The big money in corporate welfare comes in the subsidies to agribusiness, the oil industry and energy plants. Comparatively, Massachusetts companies are smaller players, but the commonwealth is considered the leading recipient per capita of federal research and development money, specifically subsidies to the defense, technology, science and medical industries.
Historically, the movement of technology from federal laboratory to the marketplace was commercial kismet. It was often a byproduct of defense research, but the government played a passive role.

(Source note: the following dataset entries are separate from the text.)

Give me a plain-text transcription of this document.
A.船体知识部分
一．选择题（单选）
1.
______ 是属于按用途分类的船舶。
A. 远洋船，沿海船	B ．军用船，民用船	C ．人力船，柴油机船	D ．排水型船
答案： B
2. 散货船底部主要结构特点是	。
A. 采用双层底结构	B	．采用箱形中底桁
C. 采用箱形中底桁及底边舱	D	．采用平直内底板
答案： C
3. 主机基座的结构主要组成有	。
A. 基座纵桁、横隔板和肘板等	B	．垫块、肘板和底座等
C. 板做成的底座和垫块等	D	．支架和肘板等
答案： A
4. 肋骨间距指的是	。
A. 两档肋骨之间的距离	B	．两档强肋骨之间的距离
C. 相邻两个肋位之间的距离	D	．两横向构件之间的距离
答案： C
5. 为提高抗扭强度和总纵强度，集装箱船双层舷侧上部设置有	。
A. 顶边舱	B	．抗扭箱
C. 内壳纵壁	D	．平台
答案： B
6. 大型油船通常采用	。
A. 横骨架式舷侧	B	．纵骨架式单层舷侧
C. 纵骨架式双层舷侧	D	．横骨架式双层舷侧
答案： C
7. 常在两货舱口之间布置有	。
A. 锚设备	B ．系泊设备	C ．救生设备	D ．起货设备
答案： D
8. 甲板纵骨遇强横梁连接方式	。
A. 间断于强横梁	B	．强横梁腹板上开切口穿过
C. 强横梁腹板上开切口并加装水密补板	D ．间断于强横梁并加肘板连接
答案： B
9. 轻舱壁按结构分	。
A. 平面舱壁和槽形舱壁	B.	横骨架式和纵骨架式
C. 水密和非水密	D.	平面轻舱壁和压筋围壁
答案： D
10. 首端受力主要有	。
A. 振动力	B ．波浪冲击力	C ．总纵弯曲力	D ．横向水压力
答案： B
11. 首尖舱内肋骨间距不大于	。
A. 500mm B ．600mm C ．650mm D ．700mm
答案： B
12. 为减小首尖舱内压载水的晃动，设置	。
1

Market forces and competitive corporations took the federal research and turned it into everything from television to Tang.
But there has been a profound change in the seven years since the end of the Cold War. Now, Washington wants to play an active role in bringing government research into the marketplace. This has spawned an array of programs, including Small Business Innovative Research, the Advanced Technology Program and the Technology Reinvestment Program – all aimed at creating partnerships with business. In total, these partnerships with government provide an estimated $6 billion a year to industry giants in what critics have dubbed “techno-pork.”
Some programs, such as Cooperative Research and Development Grants, go largely unregulated, with little expert evaluation of the validity of the proposed work and great criticism of the process used to select commercial partners. Although the Office of Science and Technology keeps track of the number of projects, critics point out there is almost no accounting of the return on this investment, or whether it is in the public interest.
The Department of Energy’s own advisory board reported in February 1995 that Cooperative Research and Development Grants, while valuable, leave federal laboratories “vulnerable to charges that the selection process is flawed and that the competitive playing field is unfairly titled toward the labs’ chosen partners.”
In other words, the government ends up picking winners and losers in the marketplace. Tom Glynn, president of Maine-based Lighthouse Software is angry that the federal government has given about $40 million to help Icon Industrial Controls Corp. of Louisiana develop a product that Lighthouse already manufactures.
Says Glynn, whose company makes software to control robots in the machine tool industry, a growing international market: “I’m furious as a businessman and I’m furious as a taxpayer that the federal government is funding my competition.”
An incentive to leave
Corporate dependence on federal dollars may be distorting the free-market system. Many critics, including conservative economists and free-marketeer chief executives, believe some tax-code loopholes and many subsidies have created damaging incentives for companies to send jobs and capital overseas. They have kept management focused on maintaining federal funding rather than increasing market share.
Says Stephen Moore, who has written a series of reports on corporate welfare for the Cato Institute: “The point is, we have very efficient capital markets in this country. The government has never been good at picking winners and losers. The Commerce Department and Congress are influenced by lobbying more than the market. That makes for a corruption of the market. And this in the long run is bad for the national economy.”
Moore says he knows the growing attack on corporate welfare has struck a raw nerve within American business. Since he wrote a much-discussed and controversial report on the issue last year in response to a challenge by Secretary Reich, he says, “IBM and the big guys want to have lunch with us a lot lately. They are dying to tell us how important these programs are.”
“But what people need to know is who gets hurt. And that is the small business owners, who don’t have lobbyists in Washington and trade associations bringing them billions of federal dollars. And they certainly aren’t in Washington taking us out to lunch.”
This story ran on page 1 of the Boston Globe on 07/07/96.